The bench comprising Justice Sureshwar Thakur further added that non-compliance of a conclusive order made under Section 148 of the Act, would not bring any ill consequence upon the personal liberty of the convict under Section 389 CPC, nor would the errant convict will become amenable, for his being put to judicial custody.
63. S.141 NI Act | Sole Proprietor Alone Can't Be Sued For Offence U/S 138, Sole Proprietary Concern Must Also Be Arrayed As Accused: P&H High Court
Case Title: Sardar Bhupendar Singh v. MS Green Feeds through its partner Vipin Kumar
Citation :2022 LiveLaw (PH) 250
Punjab and Haryana High Court recently held that when a cheque issued by a sole proprietary entity is dishonoured, it is necessary to array the proprietary concern as an accused, along with the sole proprietor.
The bench comprising Justice Sureshwar Thakur further added that besides made it clear that merely suing the sole proprietor would not be sufficient, in view of Section 141 of the Negotiable Instruments Act.
The provision provides procedure in case of offences committed by companies. The bench observed that the provision not only covers body corporates but also includes firms and "other association of individuals".
64. S.148 NI Act | Requirement To Deposit Minimum 20% Of Fine In Appeal Against Conviction U/S 138 Is Mandatory: Rajasthan HC
Case Title: G.k. Construction Company, Through Its Owner Govind Katariya v. Balaji Makan Samagri Stores, Through Its Proprietor Mallaram Patel
Citation: 2022 LiveLaw (Ra) 92
The Rajasthan High Court observed that if modal auxiliary verbs or imperative words such as 'may', 'should' etc. are followed by the provision/expression prescribing lower bar/limit such as 'minimum', 'not below', etc. then, these words ('may', 'should', etc.) are required to be read as 'shall'.
The court dealt with the question whether the usage of word 'may' in section 148 of Negotiable Instruments Act provides a discretion to the Court to impose or not to impose the condition of depositing minimum 20% of the fine amount.
Section 148 provides that in an appeal by the drawer against conviction under section 138, the Appellate Court may order the appellant to deposit such sum which shall be a minimum of twenty per cent of the fine or compensation awarded by the trial Court.
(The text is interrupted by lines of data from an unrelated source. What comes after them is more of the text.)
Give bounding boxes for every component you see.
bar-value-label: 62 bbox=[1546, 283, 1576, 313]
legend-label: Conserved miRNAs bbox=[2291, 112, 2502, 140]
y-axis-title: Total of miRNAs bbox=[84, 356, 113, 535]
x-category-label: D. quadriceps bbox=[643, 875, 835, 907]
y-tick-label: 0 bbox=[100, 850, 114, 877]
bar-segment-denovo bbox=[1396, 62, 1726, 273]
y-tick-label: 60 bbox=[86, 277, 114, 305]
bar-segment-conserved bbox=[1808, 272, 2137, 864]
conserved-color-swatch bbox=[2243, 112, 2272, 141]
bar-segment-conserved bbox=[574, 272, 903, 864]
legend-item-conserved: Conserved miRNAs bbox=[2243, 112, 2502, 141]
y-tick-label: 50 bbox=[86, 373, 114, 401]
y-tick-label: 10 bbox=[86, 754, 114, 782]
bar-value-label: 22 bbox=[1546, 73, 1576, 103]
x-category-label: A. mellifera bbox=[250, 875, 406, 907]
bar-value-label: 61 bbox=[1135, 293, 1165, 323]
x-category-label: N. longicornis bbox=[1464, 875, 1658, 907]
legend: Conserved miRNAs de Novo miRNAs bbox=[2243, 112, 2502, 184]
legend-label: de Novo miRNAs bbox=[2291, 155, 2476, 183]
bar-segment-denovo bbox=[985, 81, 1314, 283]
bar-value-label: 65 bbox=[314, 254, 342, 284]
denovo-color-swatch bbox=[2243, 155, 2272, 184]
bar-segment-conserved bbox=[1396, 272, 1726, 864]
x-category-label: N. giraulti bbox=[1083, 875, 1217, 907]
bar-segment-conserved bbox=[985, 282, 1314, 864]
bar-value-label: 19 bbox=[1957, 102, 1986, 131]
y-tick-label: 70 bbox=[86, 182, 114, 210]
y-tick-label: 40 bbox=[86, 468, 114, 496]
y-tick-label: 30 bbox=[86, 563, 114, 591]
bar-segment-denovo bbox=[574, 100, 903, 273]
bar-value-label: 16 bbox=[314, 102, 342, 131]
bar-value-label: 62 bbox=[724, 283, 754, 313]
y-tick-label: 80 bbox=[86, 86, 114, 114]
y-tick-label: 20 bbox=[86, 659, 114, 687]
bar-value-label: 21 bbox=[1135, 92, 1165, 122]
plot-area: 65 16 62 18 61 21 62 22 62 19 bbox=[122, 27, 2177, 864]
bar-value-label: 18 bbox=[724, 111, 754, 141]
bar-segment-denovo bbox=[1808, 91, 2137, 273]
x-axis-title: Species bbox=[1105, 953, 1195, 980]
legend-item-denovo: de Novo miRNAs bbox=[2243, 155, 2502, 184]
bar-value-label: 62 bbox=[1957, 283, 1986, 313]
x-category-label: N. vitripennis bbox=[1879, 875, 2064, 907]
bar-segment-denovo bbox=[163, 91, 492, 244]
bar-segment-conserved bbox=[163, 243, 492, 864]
65. Joint Account Holder Who Is Not A Signatory To Cheque Shall Not Be Prosecuted Under Section 138 Of NI Act: Telangana High Court
Case Title: Kodam Danalakshmi v. State of Telangana
Citation: 2022 LiveLaw (Tel) 1
In a case pertaining to dishonour of cheque, the Telangana High Court recently ruled that a joint account holder who is not a signatory to the disputed cheque shall not be prosecuted under Section 138 of Negotiable Instrument Act, 1981.
Justice Shameem Akhtar held that a mere joint account holder but not a signatory cannot be prosecuted under Section 138 of NI Act, unless and until his/ her signatures are on the cheque. The Court further observed that penal provisions are to be construed strictly and not in a routine/casual manner.
66. Court Must Give Notice To Accused, Hear Him Before Condoning Delay In Filing Complaint U/S 138 NI Act: Tripura High Court
Case title - Sumit Deb v. Joy Deb and another
Citation: 2022 LiveLaw (Tri) 13
The Tripura High Court has made it clear that a court is required to issue notice to the accused and hear him before condoning the delay in filing a complaint under Section 138 of the Negotiable Instruments (NI) Act.
"...under Section 138 of the NI Act, if the original complaint is filed after the expiry of the statutory period, then, in such cases, before condoning the delay, according to the proviso to Section 142 (b) of the NI Act, the accused shall be given a notice along with a copy of the application for condonation of delay," the Bench of Justice Arindam Lodh held.